Marakis no pudo discernir si se encontraba boca arriba o boca abajo. A su alrededor, por encima del rugir de la tormenta y el mar tempestuoso, se oían gritos y alaridos. Fue catapultado en el aire mientras fragmentos de madera pasaban rozando su cabeza. En medio del infierno de espuma y olas que se alzaba violentamente por todas partes, su cuerpo fue despedido hacia una roca. Cayó en el agua helada; el frío era tan intenso que los calambres le paralizaron los músculos y se sumergió bajo la superficie. Su mente parecía estar placenteramente entumecida. Lo curioso fue que, de repente, sintió una maravillosa y cálida sensación. Un ligero rastro de conciencia buscó a la desesperada sus últimas fuerzas: sus pies hicieron un brusco movimiento, y sus brazos, agarrotados, intentaron nadar. La confusión desapareció.
Los pulmones parecían estar a punto de reventar. Un segundo más tarde, emergió a la superficie, jadeando en busca de aire. Miró en derredor, intentando con desespero flotar en el agua. A menos de diez metros de distancia, asomaba ligeramente una roca plana. Aquellos diez metros a Marakis se le antojaron cientos. A poca distancia de la roca, se dejó llevar por una ola y aterrizó sobre la piedra con un chasquido. Durante unos instantes, perdió el conocimiento.
Al recuperar la conciencia, sintió cómo una nueva ola lo arrastraba, llevándolo consigo otra vez mar adentro. Avanzó a tientas y pudo aferrarse a un saliente rocoso, aunque apenas podía mantenerse agarrado. Miró a su alrededor y consiguió arrastrar su magullado cuerpo hasta una roca más alta. Allí estaría seguro durante un rato. Se palpó las costillas y comprobó que no se había roto ninguna. Intentó apartarse aún más del virulento azote de la tormenta. Por fin, lo consiguió, después de resbalar en un par de ocasiones sobre las rocas.

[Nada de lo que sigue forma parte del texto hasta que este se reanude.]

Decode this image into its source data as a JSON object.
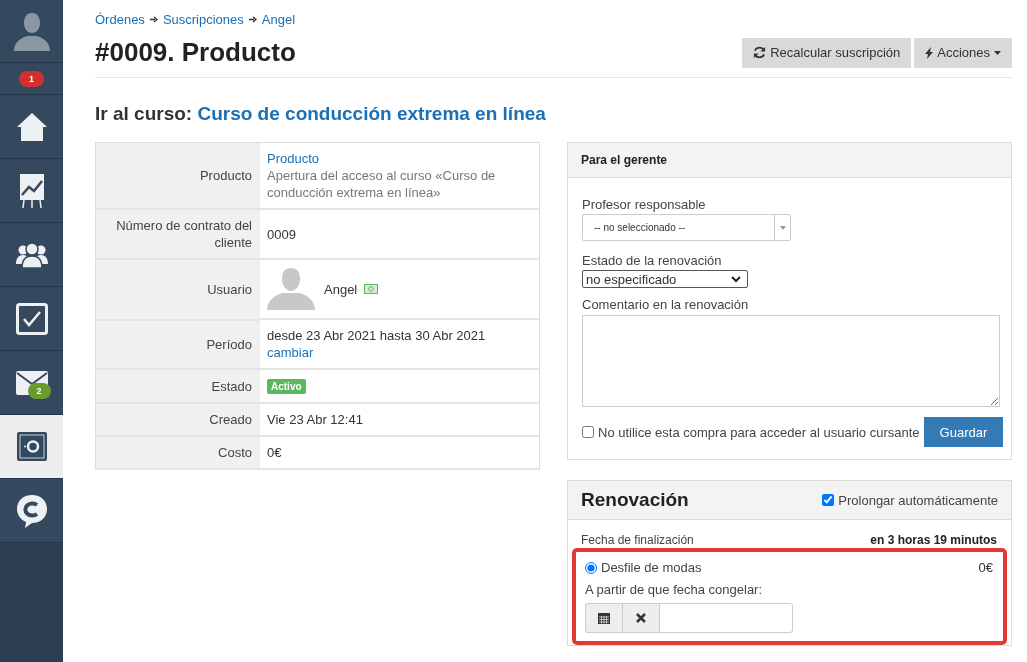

Cuando se sintió a salvo, escudriñó los alrededores en busca de supervivientes. Lo único que pudo ver fueron los restos del naufragio y parte de la vela mayor; ésta pendía de uno de los acantilados, ondeando al viento racheado de la tormenta como una señal de advertencia. Marakis tanteó su cuerpo. El cinto y la bolsa con el dinero habían desaparecido. La orden y el sello imperial seguían colgando de su cuello. Se dio cuenta de que debía regresar a la civilización con la mayor rapidez posible. Estaba empapado y calado hasta los huesos. «Tengo que moverme —pensó—; debo seguir en movimiento». A pesar de su agotamiento, consiguió trepar. Finalmente, llegó a una llanura sembrada de rocas que estaba justo detrás del cabo. Sin pensar siquiera, avanzó a través de ella dando traspiés a medida que la tormenta ganaba intensidad y le empujaba por la espalda. La llanura se fue transformando gradualmente en una pradera algo ondulada.
Justo cuando había decidido permitirse un descanso, el que tanto ansiaba su cuerpo, vio una diminuta luz amarillenta en el fondo de un valle. Ante la perspectiva de un cálido hogar, se concedió tan sólo una breve pausa, para proseguir su camino tropezando y cayendo una y otra vez.
La luz parecía provenir de una pequeña granja. Marakis golpeó la puerta. Le abrió una muchacha de unos diez años de edad, la cual, al ver al exhausto Marakis con la ropa mojada y hecha jirones, profirió un grito y retrocedió. Entonces, un hombre se aproximó a él, consiguió interceptarlo antes de que Marakis cayera y lo llevó al sofá. El príncipe oía cómo la tormenta rugía alrededor de la casa desde el improvisado lecho. Los ojos de la muchacha seguían flotando en su campo de visión. Intentó sonreírle. Acto seguido, perdió el conocimiento.